闇に沈む。
「危ない!!」
彼の力が私を飲み込もうとする。私は必死にそれを避ける。私が彼の喉を裂こうとする。彼はまるで舞っているかのように軽々しく避ける。力の差はすぐにわかった。
「はぁ…はぁ…」
『どうしたの?息があがってるよ?』
「…運動不足なだけ。」
私の強がりを鼻で笑う彼。正直、ここまで差があるとは思ってなかった。私の本来持っていた力だけでは、ユウマに対抗することはできないのだろうか?私には、彼の苦しみの連鎖を断ち切ることなどできないのだろうか?
削られていく体力に、消極的な思考は止まらない。負の感情が心を占めていく。こんなことではだめ。そうわかってはいる。でも、この危機的状況を打開する手立てを持たない私には、沈んだ思考を浮上させることはできなかった。

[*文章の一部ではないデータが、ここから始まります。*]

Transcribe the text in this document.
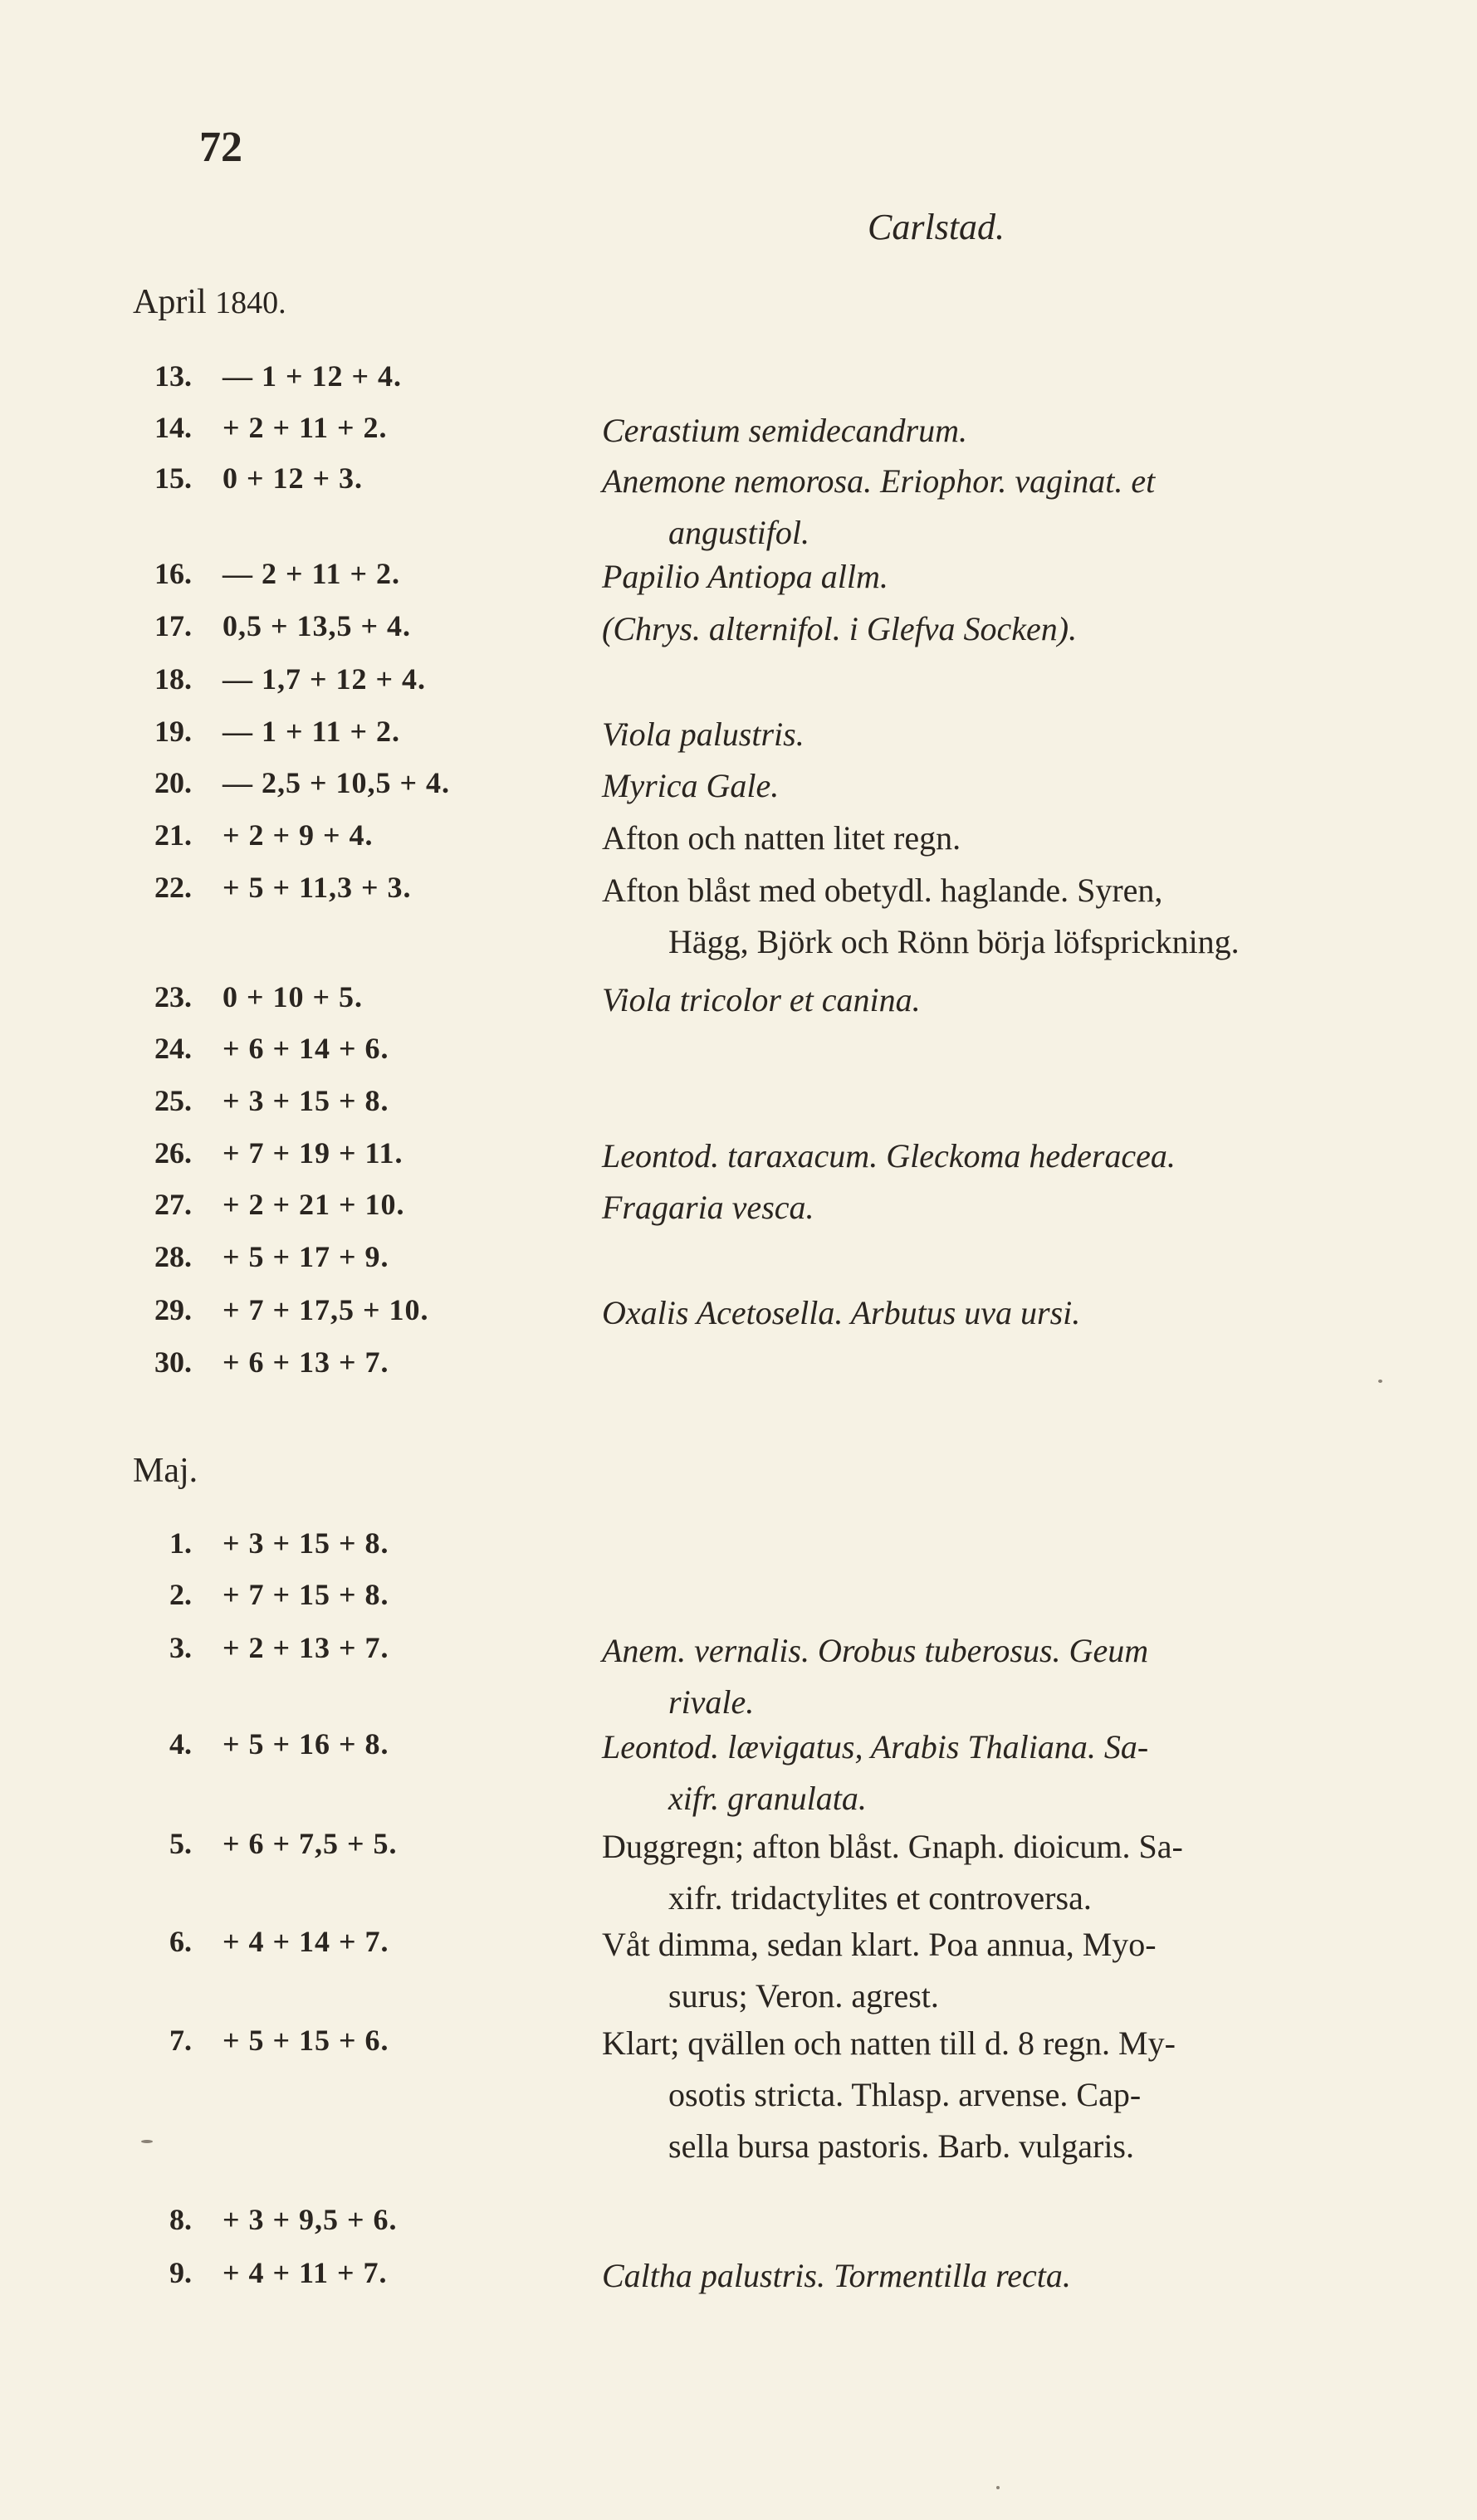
72
Carlstad.
April 1840.
13. — 1 + 12 + 4.
14. + 2 + 11 + 2.	Cerastium semidecandrum.
15. 0 + 12 + 3.	Anemone nemorosa. Eriophor. vaginat. et
angustifol.
16. — 2 + 11 + 2.	Papilio Antiopa allm.
17. 0,5 + 13,5 + 4.	(Chrys. alternifol. i Glefva Socken).
18. — 1,7 + 12 + 4.
19. — 1 + 11 + 2.	Viola palustris.
20. — 2,5 + 10,5 + 4.	Myrica Gale.
21. + 2 + 9 + 4.	Afton och natten litet regn.
22. + 5 + 11,3 + 3.	Afton blåst med obetydl. haglande. Syren,
Hägg, Björk och Rönn börja löfsprickning.
23. 0 + 10 + 5.	Viola tricolor et canina.
24. + 6 + 14 + 6.
25. + 3 + 15 + 8.
26. + 7 + 19 + 11.	Leontod. taraxacum. Gleckoma hederacea.
27. + 2 + 21 + 10.	Fragaria vesca.
28. + 5 + 17 + 9.
29. + 7 + 17,5 + 10.	Oxalis Acetosella. Arbutus uva ursi.
30. + 6 + 13 + 7.
Maj.
1. + 3 + 15 + 8.
2. + 7 + 15 + 8.
3. + 2 + 13 + 7.	Anem. vernalis. Orobus tuberosus. Geum
rivale.
4. + 5 + 16 + 8.	Leontod. lævigatus, Arabis Thaliana. Sa-
xifr. granulata.
5. + 6 + 7,5 + 5.	Duggregn; afton blåst. Gnaph. dioicum. Sa-
xifr. tridactylites et controversa.
6. + 4 + 14 + 7.	Våt dimma, sedan klart. Poa annua, Myo-
surus; Veron. agrest.
7. + 5 + 15 + 6.	Klart; qvällen och natten till d. 8 regn. My-
osotis stricta. Thlasp. arvense. Cap-
sella bursa pastoris. Barb. vulgaris.
8. + 3 + 9,5 + 6.
9. + 4 + 11 + 7.	Caltha palustris. Tormentilla recta.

『ほら、グズグズしてたら死んじゃうよ?俺を殺すんじゃなかったの?』
「くっ…!!」
ぎりぎりのところでユウマの攻撃をかわす。それでも彼の作り出した疾風は私の体を徐々に血で染めていった。
「先輩!!」
「っ!?」
一瞬のことだった。
聞き慣れた声。ここにあるはずのない存在に、私は動揺した。なんで?誰にも言ってなかったのに。誰も「今日」が「その日」だなんて知らなかったはず。それが「この場所」ということさえ、知っているわけがないのに。
「…遙!…皆!?」
そこにはこちらへ駆け寄る仲間たちの姿があった。完全にそちらに気を取られた。
「危ない!!」
これは完璧に私のミス。
『…本当に、嫌になるくらい…馬鹿だね。』
敵を前に気を逸らした。
「っ!?」
気付いた時には、鋭い爪を持つユウマの手が私の心臓の前にあった。ユウマの黒い笑顔を最後に、私の視界は闇に染まった…。